Eski Ülkü Ocakları genel başkanları da başka bir alem. Biri şu partide, öteki bu partide, daha öteki de daha öteki partide. 
     Hatta İstanbul belediye seçimlerinde ekrana çıkarak Chp adayını desteklediklerini dahi açıklamışlardı. Şimdi bu genel başkan oldukları bildirilen kişiler bir araya gelerek bir beyanda bulunmuşlar. Zafer Partisi genel başkanının tutuklanması olayını Ülkücü Hareketin geçmişi ile irtibatlandırarak hiçbir dayatmaya boyun eğmeyeceklerini bildirmişler.
Şimdi soru şu: Şimdi biz hanginize inanacağız? Şimdi biz hanginizin peşinden gideceğiz? Şimdi biz hanginize iyi diyecek, hanginize kötü diyeceğiz? Şimdi sizin hanginizin fikri diğerinden daha geçerli, daha üstün? Hanginizin fikirleri ülkeyi kalkındıracak, ülkeye hamle yaptıracak, Pkk meselesini kökten çözecek? Hanginizin fikirleri mili eğitime yeniden millilik vasfı kazandıracak? Söyler misiniz hanginiz?

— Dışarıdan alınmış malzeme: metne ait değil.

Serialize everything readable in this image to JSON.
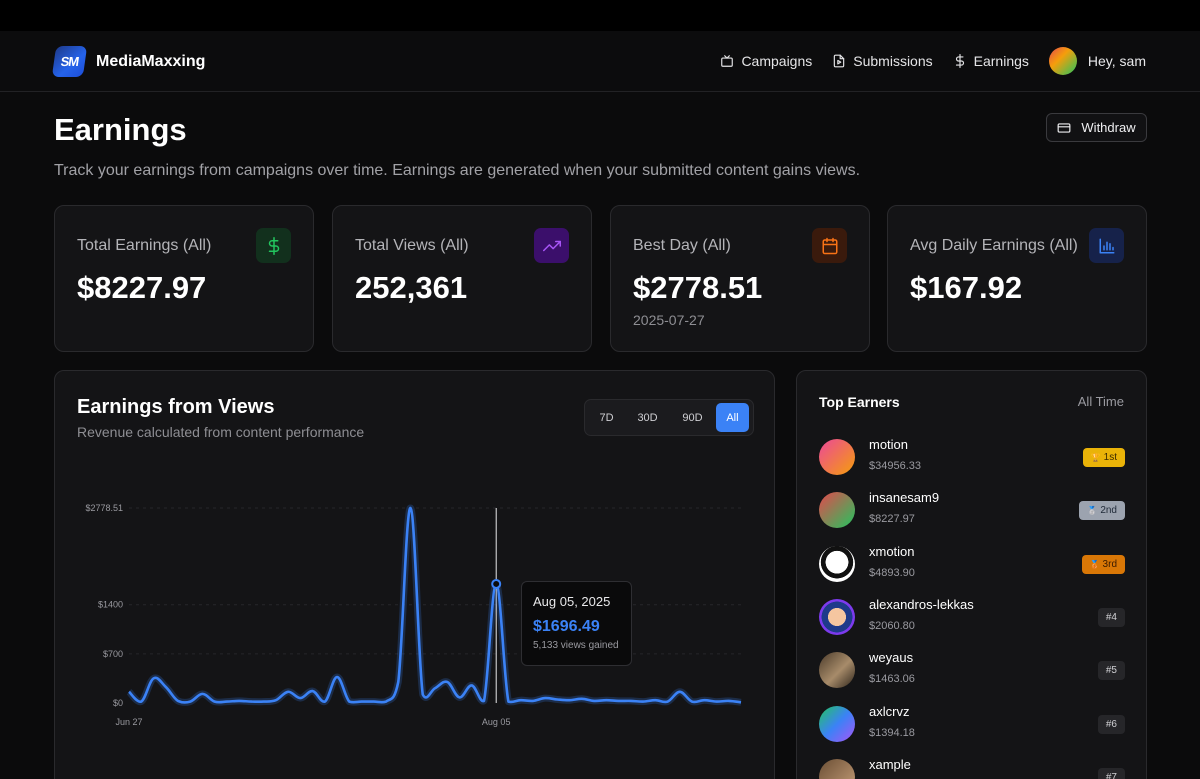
{
  "brand": {
    "name": "MediaMaxxing",
    "logo_text": "SM"
  },
  "nav": {
    "items": [
      {
        "label": "Campaigns",
        "icon": "tv-icon"
      },
      {
        "label": "Submissions",
        "icon": "file-play-icon"
      },
      {
        "label": "Earnings",
        "icon": "dollar-icon"
      }
    ],
    "greeting": "Hey, sam"
  },
  "page": {
    "title": "Earnings",
    "description": "Track your earnings from campaigns over time. Earnings are generated when your submitted content gains views.",
    "withdraw_label": "Withdraw"
  },
  "stats": [
    {
      "label": "Total Earnings (All)",
      "value": "$8227.97",
      "sub": "",
      "icon": "dollar-icon",
      "color": "#22c55e",
      "bg": "#12301d"
    },
    {
      "label": "Total Views (All)",
      "value": "252,361",
      "sub": "",
      "icon": "trending-up-icon",
      "color": "#a855f7",
      "bg": "#3b0f6b"
    },
    {
      "label": "Best Day (All)",
      "value": "$2778.51",
      "sub": "2025-07-27",
      "icon": "calendar-icon",
      "color": "#f97316",
      "bg": "#3a1a0c"
    },
    {
      "label": "Avg Daily Earnings (All)",
      "value": "$167.92",
      "sub": "",
      "icon": "bar-chart-icon",
      "color": "#3b82f6",
      "bg": "#16224a"
    }
  ],
  "chart_card": {
    "title": "Earnings from Views",
    "subtitle": "Revenue calculated from content performance",
    "ranges": [
      "7D",
      "30D",
      "90D",
      "All"
    ],
    "active_range": "All",
    "tooltip": {
      "date": "Aug 05, 2025",
      "value": "$1696.49",
      "views": "5,133 views gained"
    }
  },
  "chart_data": {
    "type": "area",
    "xlabel": "",
    "ylabel": "",
    "x_ticks": [
      "Jun 27",
      "Aug 05"
    ],
    "y_ticks": [
      {
        "label": "$0",
        "value": 0
      },
      {
        "label": "$700",
        "value": 700
      },
      {
        "label": "$1400",
        "value": 1400
      },
      {
        "label": "$2778.51",
        "value": 2778.51
      }
    ],
    "ylim": [
      0,
      2778.51
    ],
    "grid": true,
    "highlight": {
      "date": "Aug 05",
      "value": 1696.49
    },
    "series": [
      {
        "values": [
          160,
          20,
          350,
          230,
          30,
          20,
          130,
          20,
          20,
          30,
          20,
          20,
          40,
          160,
          70,
          170,
          20,
          370,
          20,
          20,
          20,
          20,
          300,
          2778.51,
          120,
          210,
          300,
          80,
          250,
          30,
          1696.49,
          20,
          40,
          30,
          70,
          50,
          40,
          60,
          30,
          40,
          30,
          30,
          20,
          40,
          20,
          160,
          20,
          40,
          20,
          30,
          10
        ]
      }
    ]
  },
  "leaderboard": {
    "title": "Top Earners",
    "period": "All Time",
    "entries": [
      {
        "name": "motion",
        "amount": "$34956.33",
        "badge": "1st",
        "badge_icon": "🏆",
        "badge_bg": "#eab308",
        "badge_fg": "#3b2a00",
        "avatar": "linear-gradient(135deg,#ec4899,#f59e0b)"
      },
      {
        "name": "insanesam9",
        "amount": "$8227.97",
        "badge": "2nd",
        "badge_icon": "🥈",
        "badge_bg": "#9ca3af",
        "badge_fg": "#1f2937",
        "avatar": "linear-gradient(135deg,#e5484d,#22c55e)"
      },
      {
        "name": "xmotion",
        "amount": "$4893.90",
        "badge": "3rd",
        "badge_icon": "🥉",
        "badge_bg": "#d97706",
        "badge_fg": "#3a1a00",
        "avatar": "radial-gradient(circle at 50% 45%,#fff 0 42%,#111 43% 60%,#fff 61%)"
      },
      {
        "name": "alexandros-lekkas",
        "amount": "$2060.80",
        "badge": "#4",
        "badge_icon": "",
        "badge_bg": "",
        "badge_fg": "",
        "avatar": "radial-gradient(circle at 50% 50%,#f5c6a0 0 35%,#1e3a8a 36% 60%,#7c3aed 61%)"
      },
      {
        "name": "weyaus",
        "amount": "$1463.06",
        "badge": "#5",
        "badge_icon": "",
        "badge_bg": "",
        "badge_fg": "",
        "avatar": "linear-gradient(135deg,#4b3b2a,#a78b6a 55%,#2d241a)"
      },
      {
        "name": "axlcrvz",
        "amount": "$1394.18",
        "badge": "#6",
        "badge_icon": "",
        "badge_bg": "",
        "badge_fg": "",
        "avatar": "linear-gradient(135deg,#22c55e,#3b82f6 50%,#a855f7)"
      },
      {
        "name": "xample",
        "amount": "",
        "badge": "#7",
        "badge_icon": "",
        "badge_bg": "",
        "badge_fg": "",
        "avatar": "linear-gradient(135deg,#6b4f35,#c8a07a)"
      }
    ]
  }
}
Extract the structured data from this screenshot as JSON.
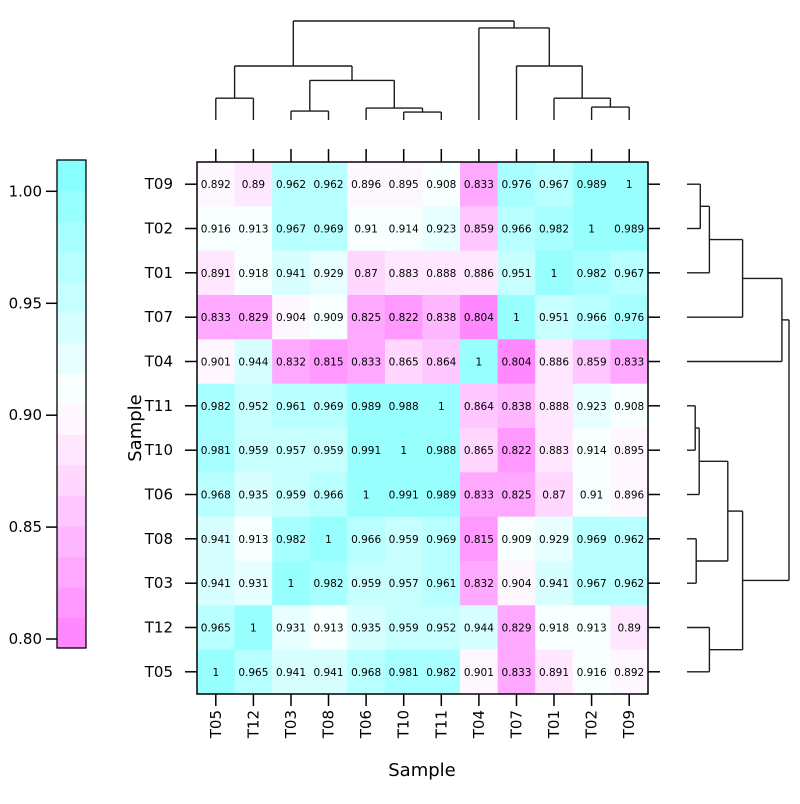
{
  "figure": {
    "background": "#ffffff"
  },
  "chart_data": {
    "type": "heatmap",
    "title": "",
    "xlabel": "Sample",
    "ylabel": "Sample",
    "col_order": [
      "T05",
      "T12",
      "T03",
      "T08",
      "T06",
      "T10",
      "T11",
      "T04",
      "T07",
      "T01",
      "T02",
      "T09"
    ],
    "row_order": [
      "T09",
      "T02",
      "T01",
      "T07",
      "T04",
      "T11",
      "T10",
      "T06",
      "T08",
      "T03",
      "T12",
      "T05"
    ],
    "values": [
      [
        0.892,
        0.89,
        0.962,
        0.962,
        0.896,
        0.895,
        0.908,
        0.833,
        0.976,
        0.967,
        0.989,
        1
      ],
      [
        0.916,
        0.913,
        0.967,
        0.969,
        0.91,
        0.914,
        0.923,
        0.859,
        0.966,
        0.982,
        1,
        0.989
      ],
      [
        0.891,
        0.918,
        0.941,
        0.929,
        0.87,
        0.883,
        0.888,
        0.886,
        0.951,
        1,
        0.982,
        0.967
      ],
      [
        0.833,
        0.829,
        0.904,
        0.909,
        0.825,
        0.822,
        0.838,
        0.804,
        1,
        0.951,
        0.966,
        0.976
      ],
      [
        0.901,
        0.944,
        0.832,
        0.815,
        0.833,
        0.865,
        0.864,
        1,
        0.804,
        0.886,
        0.859,
        0.833
      ],
      [
        0.982,
        0.952,
        0.961,
        0.969,
        0.989,
        0.988,
        1,
        0.864,
        0.838,
        0.888,
        0.923,
        0.908
      ],
      [
        0.981,
        0.959,
        0.957,
        0.959,
        0.991,
        1,
        0.988,
        0.865,
        0.822,
        0.883,
        0.914,
        0.895
      ],
      [
        0.968,
        0.935,
        0.959,
        0.966,
        1,
        0.991,
        0.989,
        0.833,
        0.825,
        0.87,
        0.91,
        0.896
      ],
      [
        0.941,
        0.913,
        0.982,
        1,
        0.966,
        0.959,
        0.969,
        0.815,
        0.909,
        0.929,
        0.969,
        0.962
      ],
      [
        0.941,
        0.931,
        1,
        0.982,
        0.959,
        0.957,
        0.961,
        0.832,
        0.904,
        0.941,
        0.967,
        0.962
      ],
      [
        0.965,
        1,
        0.931,
        0.913,
        0.935,
        0.959,
        0.952,
        0.944,
        0.829,
        0.918,
        0.913,
        0.89
      ],
      [
        1,
        0.965,
        0.941,
        0.941,
        0.968,
        0.981,
        0.982,
        0.901,
        0.833,
        0.891,
        0.916,
        0.892
      ]
    ],
    "color_scale": {
      "palette": "cyan-white-magenta",
      "cyan_end": "#80FFFF",
      "white_mid": "#FFFFFF",
      "magenta_end": "#FF80FF",
      "min": 0.796,
      "max": 1.014,
      "levels": 16,
      "legend_ticks": [
        "1.00",
        "0.95",
        "0.90",
        "0.85",
        "0.80"
      ],
      "legend_tick_values": [
        1.0,
        0.95,
        0.9,
        0.85,
        0.8
      ]
    },
    "dendrogram": {
      "merges": [
        {
          "a": "T05",
          "b": "T12",
          "h": 0.22
        },
        {
          "a": "T03",
          "b": "T08",
          "h": 0.09
        },
        {
          "a": "T10",
          "b": "T11",
          "h": 0.08
        },
        {
          "a": "T06",
          "b": "@2",
          "h": 0.12
        },
        {
          "a": "@1",
          "b": "@3",
          "h": 0.4
        },
        {
          "a": "@0",
          "b": "@4",
          "h": 0.545
        },
        {
          "a": "T02",
          "b": "T09",
          "h": 0.13
        },
        {
          "a": "T01",
          "b": "@6",
          "h": 0.22
        },
        {
          "a": "T07",
          "b": "@7",
          "h": 0.545
        },
        {
          "a": "T04",
          "b": "@8",
          "h": 0.93
        },
        {
          "a": "@5",
          "b": "@9",
          "h": 1.0
        }
      ]
    }
  }
}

Sonra siz hepiniz neredesiniz? Aynı yerde misiniz? neden ayrı ayrı yerlerdesiniz? Neden bir arada değilsiniz. 
     Kendiniz eften püften konularda dahi bir araya gelemezken bizim sizin yanınıza gelmemizi nasıl beklersiniz. 
     Birlik ve beraberliğe önce siz başlayın da bakalım, görelim. Biz de vatandaş olarak bir değerlendirmeye tabi tutalım.
     Monşer: Bu sorduğunuz konularda galiba haklısınız. Evet; önce bizim bir araya gelmemiz gerekir. Fakat nedendir bilinmez biz bir araya gelemiyoruz.
     Odgurmuş: Sizin hepiniz benlik davası yapıyorsunuz. Ayrıca “Türk milleti ne der” diye hiç hesaba katmıyorsunuz. 
     Türk milleti sessiz sedasız bekliyor ama bu demek değildir ki halkımız her şeyi görmüyor, takip etmiyor. 
    Aslında kabul edin ya da etmeyin. 
     Çoğunlukla kabul etmiyorsunuz halkı “koyu, sürü” olarak görüyorsunuz ama o halk her seçimde gereken kişilere gereken cevabı veriyor. Ama siz pişkin davranıyor anlamamazlıktan geliyorsunuz.